Europe's PACS users must embrace open source

December 1, 2008

When EuroPACS was founded in the early 1980s, PACS development and implementation were at the frontier of technical innovations in medicine. Commercial systems and vendor solutions did not exist. EuroPACS annual meetings were a unique opportunity to meet the pioneers in the field and learn from their work.

When EuroPACS was founded in the early 1980s, PACS development and implementation were at the frontier of technical innovations in medicine. Commercial systems and vendor solutions did not exist. EuroPACS annual meetings were a unique opportunity to meet the pioneers in the field and learn from their work.

With the rapid evolution of PACS, commercial solutions have emerged and the technical aspects of implementation and system development have become less relevant. Recent PACS research has focused on image analysis, CAD, informatics, economics, advanced modeling of processes, and workflow management systems.

I believe it is time for EuroPACS to return to its roots and pursue its original mission. The society needs to reshape its image and once again become a reference body that can "translate" complex state-of-the-art concepts for the wider clinical and scientific community. It should provide a unique channel between standardization and regulatory bodies and the medical community, able to convey technical specifications and complex regulations and recommendations to people who are not experts in the field. Perhaps most important, this rebranded EuroPACS would be well placed to initiate training programs and education courses, taking advantage of the technical know-how and teaching ability of its members.

Hand in hand with this new educational role, I would like to see Euro- PACS take a more active part in the promotion of open source initiatives. The concept of open source is undoubtedly unconventional, and it poses a challenge to standard ways of working in healthcare. But the open source philosophy gives users more input into the very software they want to use in daily clinical practice.

The growth of open source software in medical imaging is being driven by the increasing need to manipulate and visualize large data sets. Multidimensional and multimodality images require complex visualization and manipulation tools. These images are often acquired in 3D, with an added temporal dimension for applications such as cardiac imaging. Molecular imaging modalities, such as SPECT and PET, add a fifth dimension to these data sets.

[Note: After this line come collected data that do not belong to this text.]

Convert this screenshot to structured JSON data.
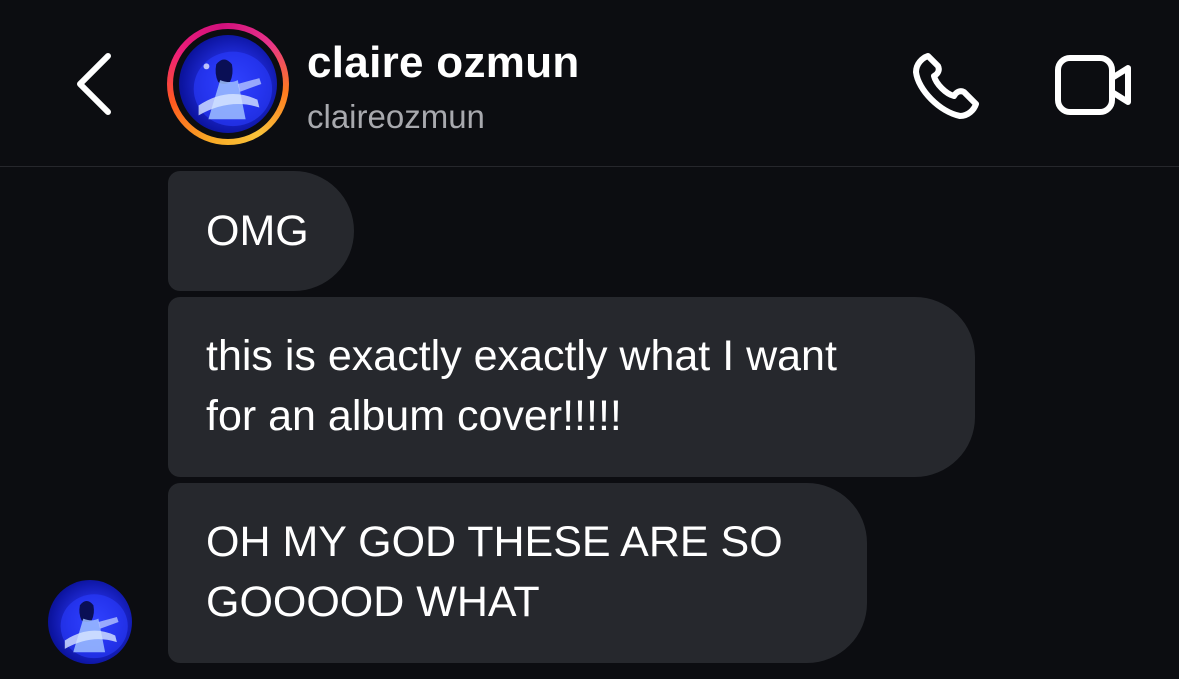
{
  "header": {
    "back_icon": "chevron-left-icon",
    "display_name": "claire ozmun",
    "username": "claireozmun",
    "call_icon": "phone-icon",
    "video_icon": "video-camera-icon",
    "story_ring_colors": [
      "#f9a825",
      "#ff5a1f",
      "#ee1d7a",
      "#d1107c"
    ]
  },
  "messages": [
    {
      "lines": [
        "OMG"
      ]
    },
    {
      "lines": [
        "this is exactly exactly what I want",
        "for an album cover!!!!!"
      ]
    },
    {
      "lines": [
        "OH MY GOD THESE ARE SO",
        "GOOOOD WHAT"
      ]
    }
  ],
  "colors": {
    "background": "#0c0d11",
    "bubble": "#26282d",
    "username": "#a8a9ae"
  }
}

Turning raw 3D, 4D, and 5D imaging data into easy-to-read formats requires advanced volume rendering and multidimensional navigation tools that can be manipulated easily by physicians and clinicians who are not expert in digital imaging techniques. These tools are certainly available from vendors, but they are often integrated in high-end, expensive 3D workstations.

Open source software programs help feed the need for convenient, lowcost image display and visualization tools. Custom-made programs are distributed free of charge under licensing agreements. They are often more suitable for general users than their commercial counterparts and have the ability to grow and expand more rapidly in a scientific and academic community.

One example is the OsiriX image visualization platform, developed through collaboration between the University of California, Los Angeles and the University Hospital of Geneva (www.osirix-viewer.com). This platform takes advantage of significant advances in 3D animation on PCs driven by the computer graphics and games industries. Powerful visualization toolkits have been incorporated into a new graphic user interface that is more suitable for clinical applications and image interpretation of large, multidimensional data sets.

OsiriX is just one example of what can be achieved. EuroPACS could become a valuable promotional tool for researchers and developers of similar open source solutions. The diversity and expertise of its members could serve as a forum for the testing and validation of open source software in real clinical settings. Existing links with industry could also help bridge the gap between academic software developers and industrial partners that want to integrate open source software in commercial systems.

I firmly believe that open source tools are going to become an essential part of the next generation of DICOM viewers and PACS workstations. Manipulation of multidimensional image data is poised to become a standard part of medical image management. The time has come for EuroPACS to embrace this open source revolution while following its new mission statement: linking research to clinical practice.